One Hyperliquid user reportedly earned enough from its airdrops to buy a house in California—a testament to the transformative power of equitable distribution in Web3.
4. Addressing Key Challenges: Expanding Services and Lowering Entry Barriers
The DEX market, led by platforms like Hyperliquid, has seen remarkable growth. This month, DEX trading volumes surpassed $700B for the first time, reaching 12% of centralized exchange (CEX) volumes. As DEX platforms continue to enhance their user experience, the gap with CEXs is expected to narrow rapidly. This trend hints at a future where Web3 services may gradually replace traditional online services.
However, outside of DEXs and NFT marketplaces, the Web3 space still lacks services that genuinely threaten their Web2 counterparts. The most promising sectors for disruption appear to be social media platforms and video streaming services—two areas generating immense value in the Web2 economy. While past Web3 social platforms like Steemit failed to achieve network effects beyond niche audiences, new initiatives like Farcaster signal continued innovation in this space. Similarly, while no platform currently rivals YouTube, Rumble—a video platform backed by Tether's $700M investment—offers hope. Its potential integration of tokenomics to reward viewers could mark a significant shift, challenging platforms like YouTube that profit disproportionately from user data while offering little in return.
Artificial intelligence (AI) is poised to accelerate this Web3 transition, albeit paradoxically. As AI advances, it amplifies efficiency but also deepens wealth disparities. Dominated by big tech, which monopolizes NVIDIA chips and user-generated data, the current AI landscape heavily favors centralized platforms. These companies have developed algorithms that increase user dependency and created innovations like autonomous driving, further centralizing wealth and power. Web3 projects, however, are emerging to counteract this trend. Decentralized GPU rendering services reward users for sharing computational resources, while privacy-preserving data monetization platforms empower individuals to benefit from their own data. These innovations aim to redistribute the value that big tech currently hoards.
To rival Web2 giants like YouTube, Web3 services must address infrastructure limitations and enhance user interfaces. Hyperliquid, for instance, boasts a community-driven token distribution worth $12B, yet its user base remains limited to 300,000. This highlights the need for improvements in accessibility and scalability.
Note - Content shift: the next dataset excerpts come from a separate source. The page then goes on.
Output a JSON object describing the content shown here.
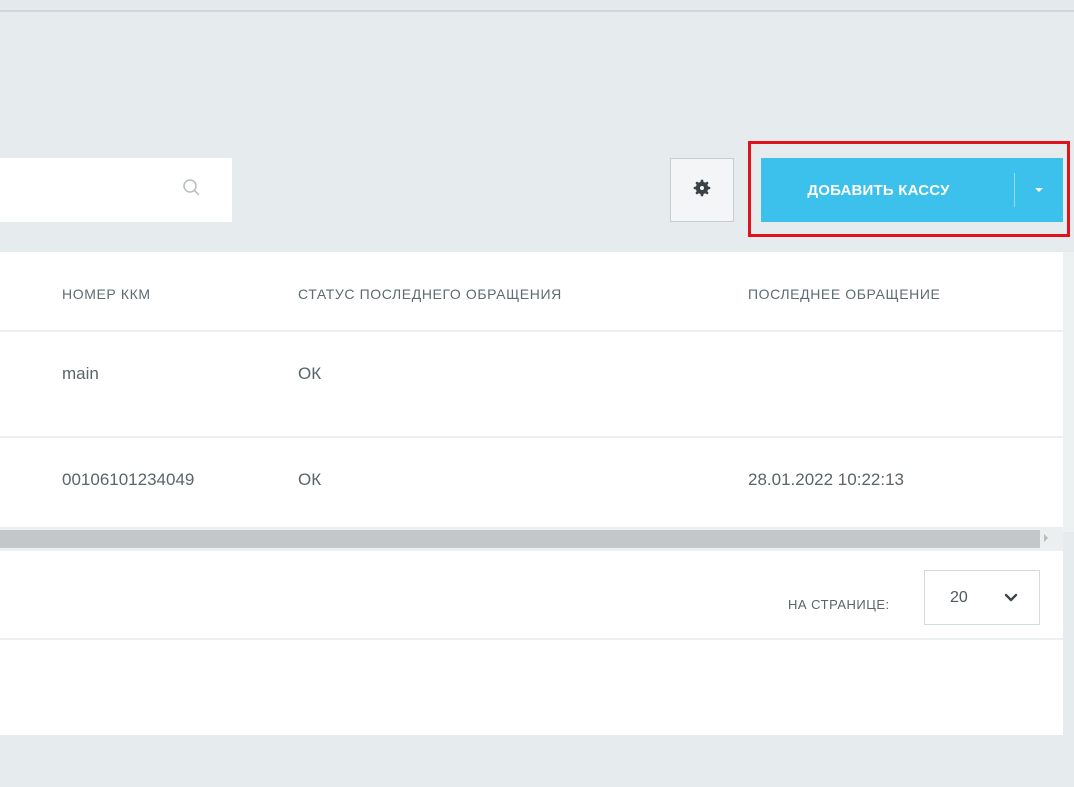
{
  "search": {
    "placeholder": ""
  },
  "toolbar": {
    "add_label": "ДОБАВИТЬ КАССУ",
    "settings_icon": "gear-icon",
    "caret_icon": "caret-down-icon"
  },
  "table": {
    "columns": [
      "НОМЕР ККМ",
      "СТАТУС ПОСЛЕДНЕГО ОБРАЩЕНИЯ",
      "ПОСЛЕДНЕЕ ОБРАЩЕНИЕ"
    ],
    "rows": [
      {
        "kkm": "main",
        "status": "ОК",
        "last": ""
      },
      {
        "kkm": "00106101234049",
        "status": "ОК",
        "last": "28.01.2022 10:22:13"
      }
    ]
  },
  "pagination": {
    "label": "НА СТРАНИЦЕ:",
    "page_size": "20"
  },
  "colors": {
    "accent": "#3cc0ec",
    "highlight": "#e0121c"
  }
}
Encouragingly, the blockchain ecosystem has evolved significantly in recent years. Seven years ago, Ethereum struggled to support a single CryptoKitties application; today, on-chain infrastructure can handle complex trading orders efficiently. Additionally, crypto wallets have become more user-friendly, allowing social ID-based creation without requiring users to memorize seed phrases, a task that once involved physically writing them down for safekeeping.
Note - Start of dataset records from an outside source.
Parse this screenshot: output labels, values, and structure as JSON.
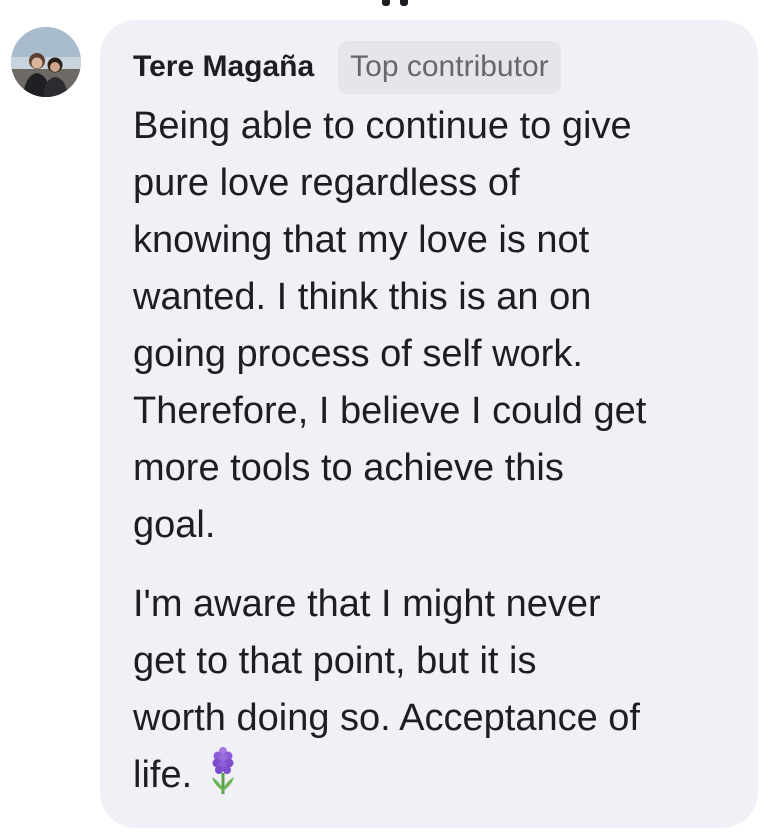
{
  "comment": {
    "author": "Tere Magaña",
    "badge": "Top contributor",
    "paragraphs": [
      "Being able to continue to give\npure love regardless of\nknowing that my love is not\nwanted. I think this is an on\ngoing process of self work.\nTherefore, I believe I could get\nmore tools to achieve this\ngoal.",
      "I'm aware that I might never\nget to that point, but it is\nworth doing so. Acceptance of\nlife."
    ],
    "emoji": "hyacinth-icon",
    "colors": {
      "bubble": "#f0f1f6",
      "text": "#1c1e21",
      "badge_bg": "#e4e6eb",
      "badge_text": "#65676b",
      "emoji": "#8e5bd6"
    }
  }
}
Web3's value proposition lies in redistributing wealth from venture capitalists and major shareholders to everyday users. As service quality improves, Web3 platforms will become increasingly attractive to mainstream audiences. With more accessible and sophisticated solutions, Web3 could usher in an era of democratized value, much like Gutenberg's printing press revolutionized knowledge sharing. It is this potential that inspires optimism for the future of decentralized services.